Web services execs explain ROI

Although the model for customers to generate revenue from Web services remains unclear, executives on Wednesday here at the TechXNY conference maintained that the ROI in Web services comes largely though cost-savings.

"In this [economic] environment there has to be a solid reason to get funding for a project. Web services has the promise of lowering the cost of integration," said Phillip Merrick, chairman and CEO of integration vendor webMethods, in Fairfax, Va.

It's no secret that Web services will lower integration costs, but a number of executives from vendor and analyst firms said that several other associated costs will be lessened, thereby making the upfront investment in Web services one with potential to pay off over time.

Eric Newcomer, CTO of Boston-based Iona Technologies, said in a keynote address that to lower the ROI point, customers should get away from proprietary systems as fast as they can and, in so doing, begin building systems within the firewall based on the standards that eventually will be important when connecting to businesses outside the firewall.

Newcomer added that ROI also comes from using the existing Internet infrastructure already in place.

"The network is already there for this type of integration, so let's use it and let's not spend money on a new one," Newcomer said.

On the application development front, savings will come through commodity software, such as Windows operating systems, pre-built Web services interfaces to packaged applications, interoperability and component solutions, as well as tools such as XML parsers and utilities, he said.
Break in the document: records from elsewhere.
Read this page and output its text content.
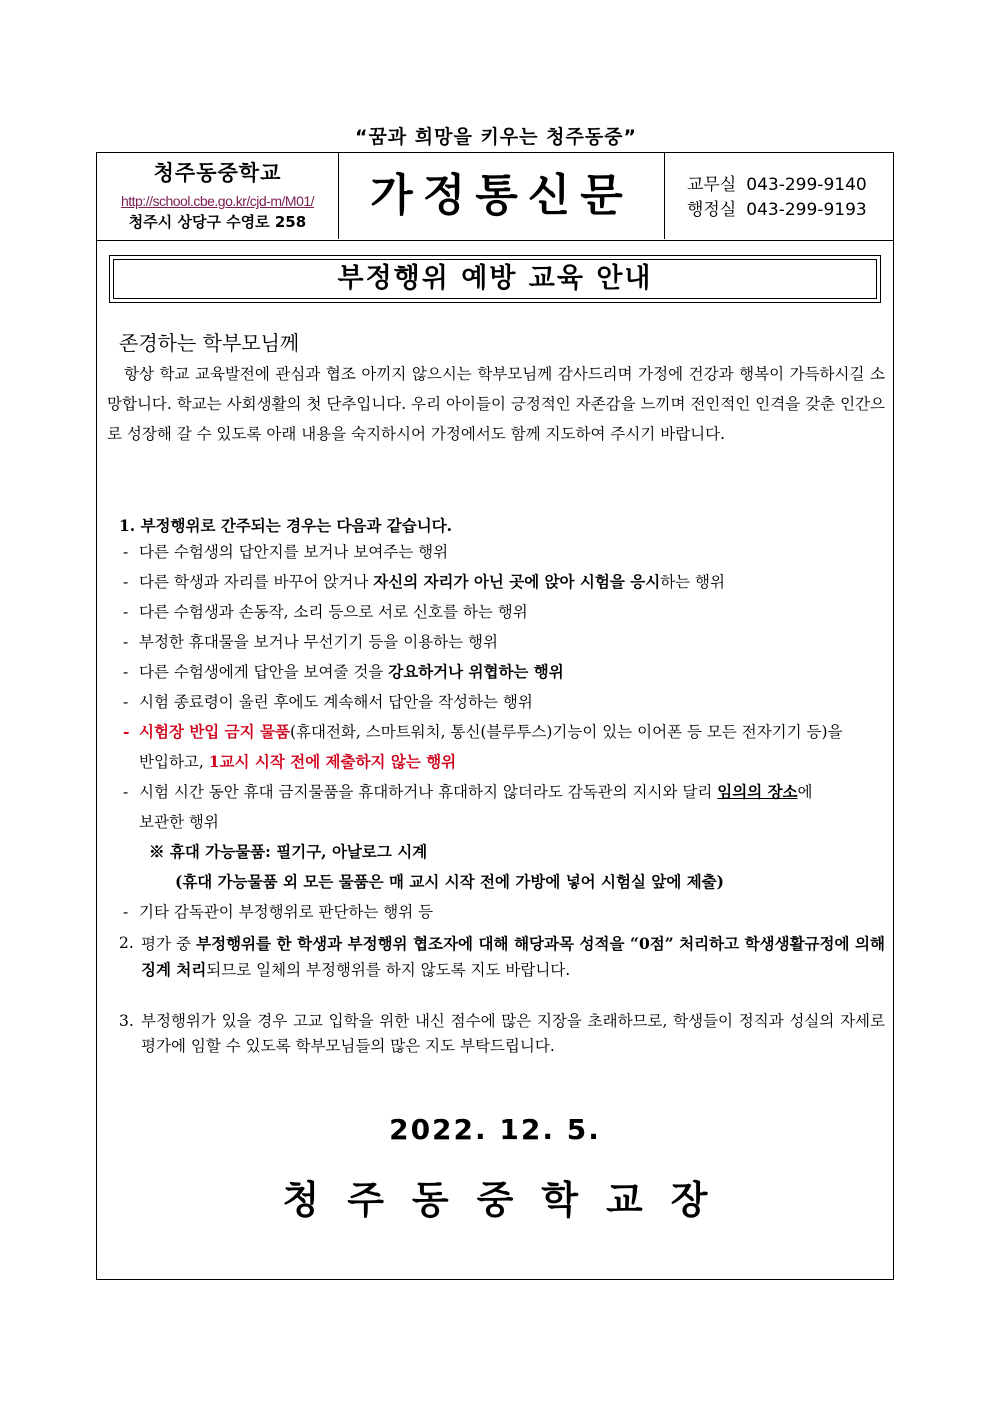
“꿈과 희망을 키우는 청주동중”
청주동중학교
http://school.cbe.go.kr/cjd-m/M01/
청주시 상당구 수영로 258
가정통신문	교무실 043-299-9140
행정실 043-299-9193
부정행위 예방 교육 안내
존경하는 학부모님께

항상 학교 교육발전에 관심과 협조 아끼지 않으시는 학부모님께 감사드리며 가정에 건강과 행복이 가득하시길 소망합니다. 학교는 사회생활의 첫 단추입니다. 우리 아이들이 긍정적인 자존감을 느끼며 전인적인 인격을 갖춘 인간으로 성장해 갈 수 있도록 아래 내용을 숙지하시어 가정에서도 함께 지도하여 주시기 바랍니다.

1. 부정행위로 간주되는 경우는 다음과 같습니다.
- 다른 수험생의 답안지를 보거나 보여주는 행위
- 다른 학생과 자리를 바꾸어 앉거나 자신의 자리가 아닌 곳에 앉아 시험을 응시하는 행위
- 다른 수험생과 손동작, 소리 등으로 서로 신호를 하는 행위
- 부정한 휴대물을 보거나 무선기기 등을 이용하는 행위
- 다른 수험생에게 답안을 보여줄 것을 강요하거나 위협하는 행위
- 시험 종료령이 울린 후에도 계속해서 답안을 작성하는 행위
- 시험장 반입 금지 물품(휴대전화, 스마트워치, 통신(블루투스)기능이 있는 이어폰 등 모든 전자기기 등)을
반입하고, 1교시 시작 전에 제출하지 않는 행위
- 시험 시간 동안 휴대 금지물품을 휴대하거나 휴대하지 않더라도 감독관의 지시와 달리 임의의 장소에
보관한 행위
※ 휴대 가능물품: 필기구, 아날로그 시계
(휴대 가능물품 외 모든 물품은 매 교시 시작 전에 가방에 넣어 시험실 앞에 제출)
- 기타 감독관이 부정행위로 판단하는 행위 등
2. 평가 중 부정행위를 한 학생과 부정행위 협조자에 대해 해당과목 성적을 “0점” 처리하고 학생생활규정에 의해 징계 처리되므로 일체의 부정행위를 하지 않도록 지도 바랍니다.
3. 부정행위가 있을 경우 고교 입학을 위한 내신 점수에 많은 지장을 초래하므로, 학생들이 정직과 성실의 자세로 평가에 임할 수 있도록 학부모님들의 많은 지도 부탁드립니다.
2022. 12. 5.
청주동중학교장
Patricia Seybold, CEO of consultancy Patricia Seybold Group, in Boston, said that Web services enable companies to migrate to a services-oriented architecture and because of the emerging protocols, allow companies to eliminate redundancy and duplication in the process.

Furthermore, the loosely coupled nature of Web services helps companies to add partners into existing systems.

"I [can] expose the function, but I don't break the existing six or 600 people already using the system," said Anne Thomas Manes, CTO of Systinet, a Web services software infrastructure provider in Cambridge, Mass.

Newcomer added that Web services promise to ease software development and lower costs by making developer skills more adaptable. For instance, a developer that learns Web services ideally will be able to integrate a variety of systems with SOAP (Simple Object Access Protocol), WSDL (Web Services Description Language), rather than having to be an expert in each system to be integrated.

One attendee said he still remains skeptical about the monetary value of Web services. "ROI is one thing. But I still want to hear about how we can actually make money from Web services," said the attendee, who asked not to be named.

But another end-user said that measuring return on Web services is not really about generating revenue.

"Frankly, you're not measuring ROI of Web services, you're measuring ROI of the product you offer to users," said Thomas Gwydir, an IT director at Merrill Lynch, in New York. "The ROI is really an EAI ROI. It's not a Web services, per se, ROI."

Gwydir continued that Merrill Lynch has achieved cost savings by reusing Web services. The company built a risk-evaluation service that before Web services would have had required installation at several units within the organization. Because Merrill Lynch built it with Web services protocols, however, they were able to build it once, then have all the appropriate users it access it, Gwydir said.

Also, he added that Merrill Lynch has experienced some revenue generation not necessarily credited to Web services. By offering a Web service, such as analytics, Merrill Lynch presumes that users of the service will also trade with the company.

"It's revenue-generation, but not in the purest sense," Gwydir said.